De la rive gauche du petit défilé sur lequel s'appuyait le barrage sortent des barres de fer tordues grosses comme un bras d'homme, d'énormes blocs de béton emportés par la vague meurtrière barrent la vallée en contrebas.

Seul le côté gauche a cédé, le côté droit lui est intact dominant du haut de ses 60 m les 4 ou 5 m de murs rabotés par la fureur des eaux.

 Mes compagnons commencent à mitrailler le site, tirer des selfies ( petite masturbation photographique) , prenant la pose devant les blocs.

Une jeune femme noire court sur le sommet des ruines du barrage, un petit homme dégarni et nanti d'un ventre confortable la couve d'un regard  attendri. Elle n'est pas très belle de visage mais sa peau café au lait et son joli corps presque juvénile attire le regard. Elle crie:

- Ven conmigo mi ángel,  viens avec moi mon ange!

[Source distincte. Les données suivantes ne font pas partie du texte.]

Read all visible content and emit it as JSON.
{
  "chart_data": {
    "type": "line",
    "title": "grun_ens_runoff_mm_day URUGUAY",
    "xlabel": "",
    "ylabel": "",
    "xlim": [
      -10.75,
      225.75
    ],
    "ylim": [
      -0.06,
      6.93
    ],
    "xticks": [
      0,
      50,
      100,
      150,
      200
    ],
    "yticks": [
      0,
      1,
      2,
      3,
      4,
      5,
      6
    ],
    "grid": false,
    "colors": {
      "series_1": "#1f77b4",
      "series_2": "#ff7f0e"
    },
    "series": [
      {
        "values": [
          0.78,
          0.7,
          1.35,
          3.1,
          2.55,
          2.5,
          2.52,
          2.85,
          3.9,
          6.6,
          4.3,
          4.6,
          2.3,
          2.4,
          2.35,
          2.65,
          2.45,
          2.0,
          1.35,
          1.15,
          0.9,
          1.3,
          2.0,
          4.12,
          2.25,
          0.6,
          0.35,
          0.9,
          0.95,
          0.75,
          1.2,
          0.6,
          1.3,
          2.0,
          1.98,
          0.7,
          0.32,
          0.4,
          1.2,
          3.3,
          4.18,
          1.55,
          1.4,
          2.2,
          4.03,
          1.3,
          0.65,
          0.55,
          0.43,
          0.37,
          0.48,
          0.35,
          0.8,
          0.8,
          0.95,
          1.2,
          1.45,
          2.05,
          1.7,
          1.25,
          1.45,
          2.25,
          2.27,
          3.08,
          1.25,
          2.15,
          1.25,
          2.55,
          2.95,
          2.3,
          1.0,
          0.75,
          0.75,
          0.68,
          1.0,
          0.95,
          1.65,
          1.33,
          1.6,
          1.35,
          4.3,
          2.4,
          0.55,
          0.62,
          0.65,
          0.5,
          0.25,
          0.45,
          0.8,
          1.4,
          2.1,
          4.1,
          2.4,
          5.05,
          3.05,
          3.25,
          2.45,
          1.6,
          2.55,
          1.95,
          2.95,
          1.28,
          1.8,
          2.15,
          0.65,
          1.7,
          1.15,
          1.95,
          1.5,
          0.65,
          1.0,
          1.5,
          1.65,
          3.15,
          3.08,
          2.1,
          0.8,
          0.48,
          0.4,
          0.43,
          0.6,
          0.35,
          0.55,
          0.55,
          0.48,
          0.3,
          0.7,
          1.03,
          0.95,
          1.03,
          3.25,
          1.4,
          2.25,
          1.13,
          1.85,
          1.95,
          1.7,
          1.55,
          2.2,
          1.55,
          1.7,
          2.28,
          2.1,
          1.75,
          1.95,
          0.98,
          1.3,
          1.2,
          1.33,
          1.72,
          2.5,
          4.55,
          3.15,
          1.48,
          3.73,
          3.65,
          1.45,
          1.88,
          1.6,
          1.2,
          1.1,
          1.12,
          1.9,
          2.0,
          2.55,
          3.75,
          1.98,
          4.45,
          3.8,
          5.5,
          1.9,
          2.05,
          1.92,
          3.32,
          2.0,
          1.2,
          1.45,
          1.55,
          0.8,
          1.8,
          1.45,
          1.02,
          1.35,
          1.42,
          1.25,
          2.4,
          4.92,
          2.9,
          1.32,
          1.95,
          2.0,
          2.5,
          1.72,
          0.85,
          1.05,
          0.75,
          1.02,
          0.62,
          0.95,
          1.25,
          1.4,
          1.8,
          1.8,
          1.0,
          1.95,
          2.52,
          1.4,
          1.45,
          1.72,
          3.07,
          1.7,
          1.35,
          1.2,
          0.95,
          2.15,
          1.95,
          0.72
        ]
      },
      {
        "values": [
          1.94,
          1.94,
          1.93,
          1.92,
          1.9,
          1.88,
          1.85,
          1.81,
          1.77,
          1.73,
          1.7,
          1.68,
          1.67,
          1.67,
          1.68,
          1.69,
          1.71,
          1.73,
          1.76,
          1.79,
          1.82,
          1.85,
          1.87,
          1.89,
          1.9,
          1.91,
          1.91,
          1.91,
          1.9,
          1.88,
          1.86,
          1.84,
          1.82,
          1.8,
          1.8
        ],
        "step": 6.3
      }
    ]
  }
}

Je tourne la tête pour contempler le destinataire de ce qualificatif, il n'y a là que moi et le petit homme donc c'est à lui qu'elle s'adresse. Elle doit être myope ou très imaginative pour conférer à ce gars un attrait un tant soit peu angélique. J'ai subitement et inexplicablement un accès de cruauté envers lui alors je l'interpelle en soulignant lourdement la différence d'âge :

- Je crois que votre fille vous appelle.

- Ce n'est pas ma fille, c'est ma femme.

Il répond fièrement à son épouse, puisqu'épouse il y a :

 - No, no es que yo estoy cansado, pero cuidar de sí mismo, es peligroso, que je traduis approximativement - Non, je ne viens pas je suis fatigué mais fais attention à toi, c'est dangereux.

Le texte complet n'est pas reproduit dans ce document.